Voltaire a laissé son empreinte sur la France qu’il a aimée plus que tout, mais qu’il aura voulue différente. Celle de Robert Pichette sera là pour longtemps surplombant l’Assemblée législative et tous les édifices provinciaux dont les écoles. Vaudrait mieux en informer les écoliers. Lui, le concepteur de l’actuel drapeau provincial, a voulu éviter qu’on nous impose, une autre fois, un symbole de domination: le Red Ensign.

Dans sa ruse – et il en avait – il s’est assuré que le discours du trône de l’année en question fasse connaître à la Chambre, dans son entier, la contribution particulière de la reine Victoria, elle qui avait donné aux quatre provinces fondatrices de la Confédération des armoiries propres. Tous les députés, sans exception, ont été touchés de tant de largesses de la part de leur souveraine et n’ont pas opposé l’adoption.

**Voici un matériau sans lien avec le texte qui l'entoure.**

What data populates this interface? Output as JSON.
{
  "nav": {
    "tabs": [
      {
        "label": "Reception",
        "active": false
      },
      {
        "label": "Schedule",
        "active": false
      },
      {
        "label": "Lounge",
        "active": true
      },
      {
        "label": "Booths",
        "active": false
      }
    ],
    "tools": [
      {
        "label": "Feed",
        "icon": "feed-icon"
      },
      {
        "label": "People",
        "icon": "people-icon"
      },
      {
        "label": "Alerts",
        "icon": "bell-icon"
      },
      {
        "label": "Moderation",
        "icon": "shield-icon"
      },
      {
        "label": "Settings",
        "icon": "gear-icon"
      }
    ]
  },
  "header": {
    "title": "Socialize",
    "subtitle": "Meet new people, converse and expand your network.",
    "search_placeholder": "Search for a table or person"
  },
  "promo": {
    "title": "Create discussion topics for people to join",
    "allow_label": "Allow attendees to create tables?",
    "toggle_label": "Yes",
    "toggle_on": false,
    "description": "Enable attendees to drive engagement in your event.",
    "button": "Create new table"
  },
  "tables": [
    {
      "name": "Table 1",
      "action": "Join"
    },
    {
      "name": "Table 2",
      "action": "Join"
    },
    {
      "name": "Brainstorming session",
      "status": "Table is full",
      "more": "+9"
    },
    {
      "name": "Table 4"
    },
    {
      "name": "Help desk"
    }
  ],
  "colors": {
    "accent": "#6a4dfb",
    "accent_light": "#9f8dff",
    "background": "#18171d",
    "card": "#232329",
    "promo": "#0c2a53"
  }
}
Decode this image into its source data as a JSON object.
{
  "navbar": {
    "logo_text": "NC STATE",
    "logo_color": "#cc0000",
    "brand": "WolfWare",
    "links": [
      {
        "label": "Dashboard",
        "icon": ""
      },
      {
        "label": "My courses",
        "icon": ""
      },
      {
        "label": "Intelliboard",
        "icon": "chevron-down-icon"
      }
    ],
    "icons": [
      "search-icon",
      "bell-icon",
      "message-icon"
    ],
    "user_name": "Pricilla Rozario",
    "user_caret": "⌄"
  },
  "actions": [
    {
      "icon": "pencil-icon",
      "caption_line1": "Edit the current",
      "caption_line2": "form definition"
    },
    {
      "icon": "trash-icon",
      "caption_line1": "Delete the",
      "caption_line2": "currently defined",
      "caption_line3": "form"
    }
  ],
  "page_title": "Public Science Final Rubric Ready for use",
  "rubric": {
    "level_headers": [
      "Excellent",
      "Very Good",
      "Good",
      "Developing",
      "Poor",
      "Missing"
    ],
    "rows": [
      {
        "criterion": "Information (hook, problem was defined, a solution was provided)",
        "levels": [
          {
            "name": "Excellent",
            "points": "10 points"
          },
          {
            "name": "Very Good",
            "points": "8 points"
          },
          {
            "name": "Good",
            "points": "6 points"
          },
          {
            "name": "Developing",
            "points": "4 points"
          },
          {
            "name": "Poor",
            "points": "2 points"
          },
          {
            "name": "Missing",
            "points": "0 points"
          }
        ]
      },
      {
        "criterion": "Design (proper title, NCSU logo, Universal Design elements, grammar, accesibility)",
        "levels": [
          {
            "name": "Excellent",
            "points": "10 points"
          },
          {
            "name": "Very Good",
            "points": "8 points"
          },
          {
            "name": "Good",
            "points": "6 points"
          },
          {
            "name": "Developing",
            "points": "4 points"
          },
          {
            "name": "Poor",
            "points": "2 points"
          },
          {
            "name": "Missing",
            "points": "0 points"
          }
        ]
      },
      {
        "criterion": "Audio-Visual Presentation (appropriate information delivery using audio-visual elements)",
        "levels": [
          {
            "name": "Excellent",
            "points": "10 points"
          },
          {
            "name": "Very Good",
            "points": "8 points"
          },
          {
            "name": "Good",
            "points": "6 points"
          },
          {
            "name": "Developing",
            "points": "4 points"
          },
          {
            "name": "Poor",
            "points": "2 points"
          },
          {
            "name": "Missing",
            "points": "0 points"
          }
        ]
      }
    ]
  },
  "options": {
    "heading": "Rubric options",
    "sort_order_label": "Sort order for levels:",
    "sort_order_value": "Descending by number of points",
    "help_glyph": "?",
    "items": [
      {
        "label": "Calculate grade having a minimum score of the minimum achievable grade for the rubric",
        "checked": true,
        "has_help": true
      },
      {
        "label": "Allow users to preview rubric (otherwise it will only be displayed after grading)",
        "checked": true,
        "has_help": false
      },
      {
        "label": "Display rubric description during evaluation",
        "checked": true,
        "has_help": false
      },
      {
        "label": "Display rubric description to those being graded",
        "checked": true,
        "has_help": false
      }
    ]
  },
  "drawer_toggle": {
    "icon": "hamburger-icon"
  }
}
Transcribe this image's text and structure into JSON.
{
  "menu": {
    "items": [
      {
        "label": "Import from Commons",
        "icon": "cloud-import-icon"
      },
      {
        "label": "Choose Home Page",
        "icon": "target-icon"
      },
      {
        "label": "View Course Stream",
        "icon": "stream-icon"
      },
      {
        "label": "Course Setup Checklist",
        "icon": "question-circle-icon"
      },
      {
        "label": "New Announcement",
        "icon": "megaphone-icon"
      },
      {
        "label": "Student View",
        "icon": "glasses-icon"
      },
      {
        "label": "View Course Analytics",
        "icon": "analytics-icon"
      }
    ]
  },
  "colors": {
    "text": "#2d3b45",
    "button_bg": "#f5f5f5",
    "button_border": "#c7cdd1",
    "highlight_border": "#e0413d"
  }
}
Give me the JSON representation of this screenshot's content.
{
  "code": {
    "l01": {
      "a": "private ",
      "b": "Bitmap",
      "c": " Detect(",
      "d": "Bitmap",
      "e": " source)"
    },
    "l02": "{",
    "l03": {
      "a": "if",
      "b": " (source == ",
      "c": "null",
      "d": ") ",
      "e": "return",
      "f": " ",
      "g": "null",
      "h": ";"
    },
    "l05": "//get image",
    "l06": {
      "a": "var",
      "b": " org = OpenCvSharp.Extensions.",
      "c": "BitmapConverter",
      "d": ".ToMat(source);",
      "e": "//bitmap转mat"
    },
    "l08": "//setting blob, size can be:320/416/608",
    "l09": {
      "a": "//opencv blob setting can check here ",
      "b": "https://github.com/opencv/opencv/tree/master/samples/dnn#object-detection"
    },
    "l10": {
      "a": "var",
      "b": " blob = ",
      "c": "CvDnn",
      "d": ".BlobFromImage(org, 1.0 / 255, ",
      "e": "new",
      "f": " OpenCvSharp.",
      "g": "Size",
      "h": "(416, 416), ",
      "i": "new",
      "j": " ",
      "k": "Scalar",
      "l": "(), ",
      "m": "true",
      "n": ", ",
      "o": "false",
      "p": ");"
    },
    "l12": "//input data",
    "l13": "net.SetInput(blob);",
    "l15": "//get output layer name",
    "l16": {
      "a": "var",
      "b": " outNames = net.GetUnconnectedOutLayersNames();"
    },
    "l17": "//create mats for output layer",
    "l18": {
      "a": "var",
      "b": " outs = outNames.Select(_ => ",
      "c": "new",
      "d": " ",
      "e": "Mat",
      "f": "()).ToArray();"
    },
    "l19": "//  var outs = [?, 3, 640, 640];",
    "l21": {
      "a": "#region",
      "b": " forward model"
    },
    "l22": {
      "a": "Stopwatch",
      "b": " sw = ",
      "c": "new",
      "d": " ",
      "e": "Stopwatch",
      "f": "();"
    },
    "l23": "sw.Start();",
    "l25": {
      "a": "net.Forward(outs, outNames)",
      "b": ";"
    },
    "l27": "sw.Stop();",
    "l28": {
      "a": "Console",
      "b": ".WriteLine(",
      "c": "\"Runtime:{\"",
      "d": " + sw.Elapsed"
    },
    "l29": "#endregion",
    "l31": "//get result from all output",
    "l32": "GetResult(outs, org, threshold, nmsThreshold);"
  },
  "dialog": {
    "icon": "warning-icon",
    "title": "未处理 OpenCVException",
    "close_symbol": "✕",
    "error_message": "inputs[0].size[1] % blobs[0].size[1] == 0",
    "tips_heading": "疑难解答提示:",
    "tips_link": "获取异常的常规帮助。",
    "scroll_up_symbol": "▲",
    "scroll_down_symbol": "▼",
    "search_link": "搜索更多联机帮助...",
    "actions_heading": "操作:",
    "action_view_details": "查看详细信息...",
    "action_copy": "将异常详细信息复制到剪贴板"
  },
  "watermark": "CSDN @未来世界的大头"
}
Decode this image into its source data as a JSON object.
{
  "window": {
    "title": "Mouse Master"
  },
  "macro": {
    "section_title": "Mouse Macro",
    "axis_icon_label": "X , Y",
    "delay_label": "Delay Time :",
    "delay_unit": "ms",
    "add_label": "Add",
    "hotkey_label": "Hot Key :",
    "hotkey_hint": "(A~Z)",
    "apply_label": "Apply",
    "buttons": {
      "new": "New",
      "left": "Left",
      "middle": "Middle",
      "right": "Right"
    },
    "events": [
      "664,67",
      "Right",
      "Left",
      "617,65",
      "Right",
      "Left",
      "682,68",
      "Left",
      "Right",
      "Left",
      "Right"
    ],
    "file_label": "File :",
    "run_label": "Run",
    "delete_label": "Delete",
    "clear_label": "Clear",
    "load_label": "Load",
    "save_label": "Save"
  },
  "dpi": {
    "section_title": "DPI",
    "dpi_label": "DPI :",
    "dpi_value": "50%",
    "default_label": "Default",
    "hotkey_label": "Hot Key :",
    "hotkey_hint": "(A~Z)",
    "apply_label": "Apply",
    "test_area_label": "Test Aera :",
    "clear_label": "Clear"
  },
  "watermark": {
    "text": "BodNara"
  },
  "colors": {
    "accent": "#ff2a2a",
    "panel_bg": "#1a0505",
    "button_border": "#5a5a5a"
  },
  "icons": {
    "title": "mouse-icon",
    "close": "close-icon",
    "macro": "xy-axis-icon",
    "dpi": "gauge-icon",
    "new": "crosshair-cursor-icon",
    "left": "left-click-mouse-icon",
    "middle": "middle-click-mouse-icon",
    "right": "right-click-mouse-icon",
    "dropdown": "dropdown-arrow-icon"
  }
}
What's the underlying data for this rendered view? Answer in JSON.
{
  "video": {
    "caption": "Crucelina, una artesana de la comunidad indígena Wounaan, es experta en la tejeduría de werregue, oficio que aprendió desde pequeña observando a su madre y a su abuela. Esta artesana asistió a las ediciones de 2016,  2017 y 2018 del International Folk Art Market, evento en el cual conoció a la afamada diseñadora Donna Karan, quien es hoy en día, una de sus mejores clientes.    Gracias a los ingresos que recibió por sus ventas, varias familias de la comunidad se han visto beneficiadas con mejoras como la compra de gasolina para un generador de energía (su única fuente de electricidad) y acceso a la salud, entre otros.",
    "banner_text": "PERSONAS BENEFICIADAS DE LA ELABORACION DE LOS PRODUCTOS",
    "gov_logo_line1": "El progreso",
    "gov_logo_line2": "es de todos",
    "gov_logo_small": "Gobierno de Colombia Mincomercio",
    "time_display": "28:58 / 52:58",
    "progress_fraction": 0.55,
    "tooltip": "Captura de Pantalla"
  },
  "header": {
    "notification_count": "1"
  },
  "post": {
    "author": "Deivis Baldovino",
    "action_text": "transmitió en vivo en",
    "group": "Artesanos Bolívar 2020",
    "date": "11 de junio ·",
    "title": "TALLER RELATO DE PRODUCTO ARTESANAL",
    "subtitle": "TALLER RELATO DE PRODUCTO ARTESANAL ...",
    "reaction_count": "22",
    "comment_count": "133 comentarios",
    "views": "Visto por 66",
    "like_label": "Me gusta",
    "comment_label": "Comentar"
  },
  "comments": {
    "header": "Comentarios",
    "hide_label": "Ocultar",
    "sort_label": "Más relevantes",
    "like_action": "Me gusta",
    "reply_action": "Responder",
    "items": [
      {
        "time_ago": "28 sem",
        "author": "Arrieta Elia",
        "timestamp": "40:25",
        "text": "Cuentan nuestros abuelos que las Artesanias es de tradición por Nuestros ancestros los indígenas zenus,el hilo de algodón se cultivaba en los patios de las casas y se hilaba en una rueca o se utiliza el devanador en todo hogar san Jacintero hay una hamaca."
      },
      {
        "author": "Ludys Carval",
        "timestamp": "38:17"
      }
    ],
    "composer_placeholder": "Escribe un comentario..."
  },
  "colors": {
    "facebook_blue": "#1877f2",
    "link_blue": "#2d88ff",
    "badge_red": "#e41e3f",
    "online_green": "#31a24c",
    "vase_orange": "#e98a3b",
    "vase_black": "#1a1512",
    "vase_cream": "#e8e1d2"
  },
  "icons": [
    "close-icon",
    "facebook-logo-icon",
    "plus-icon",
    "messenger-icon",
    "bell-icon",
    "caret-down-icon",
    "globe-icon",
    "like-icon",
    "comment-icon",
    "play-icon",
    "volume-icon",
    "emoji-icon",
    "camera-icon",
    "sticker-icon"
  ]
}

C’est ainsi que, drapé de l’étendard, Robert Pichette est entré dans l’éternité.

Son travail d’écriture était empreint de belle qualité. Pour un individu qui n’avait pas terminé le secondaire, il maîtrisait exceptionnellement la langue, autant écrite que verbale, ne n’arrêtant qu’aux limites de l’excellence. Son travail de recherche était celui du moine. Il s’agit de lire ou de relire L’Acadie par bonheur retrouvée et La cathédrale Notre-Dame-de-l’Assomption, Monument de la Reconnaissance, entre autres.

Voltaire est mort à 83 ans, Robert aussi. Voltaire avait son franc-parler. Bien téméraires ceux qui oseraient dire que Robert n’en avait pas. Il le jalousait particulièrement. Voltaire était le défenseur des causes justes, Robert voulait une Acadie grande, tournée vers l’avenir. Les deux ont fait l’objet de critique. Robert la souffrait difficilement et pouvait bouder ses accusateurs pendant des années. Voltaire est entré au Panthéon. Quel sort l’Acadie réservera-t-elle au sien? Les deux ont été des bourreaux de travail.

Sauront-ils s’accommoder du repos éternel à valser avec les anges? Le Voltaire acadien, on l’aime ou on ne l’aime pas. Il faudra laisser à l’histoire le soin de formuler le jugement qu’elle voudra bien porter sur lui.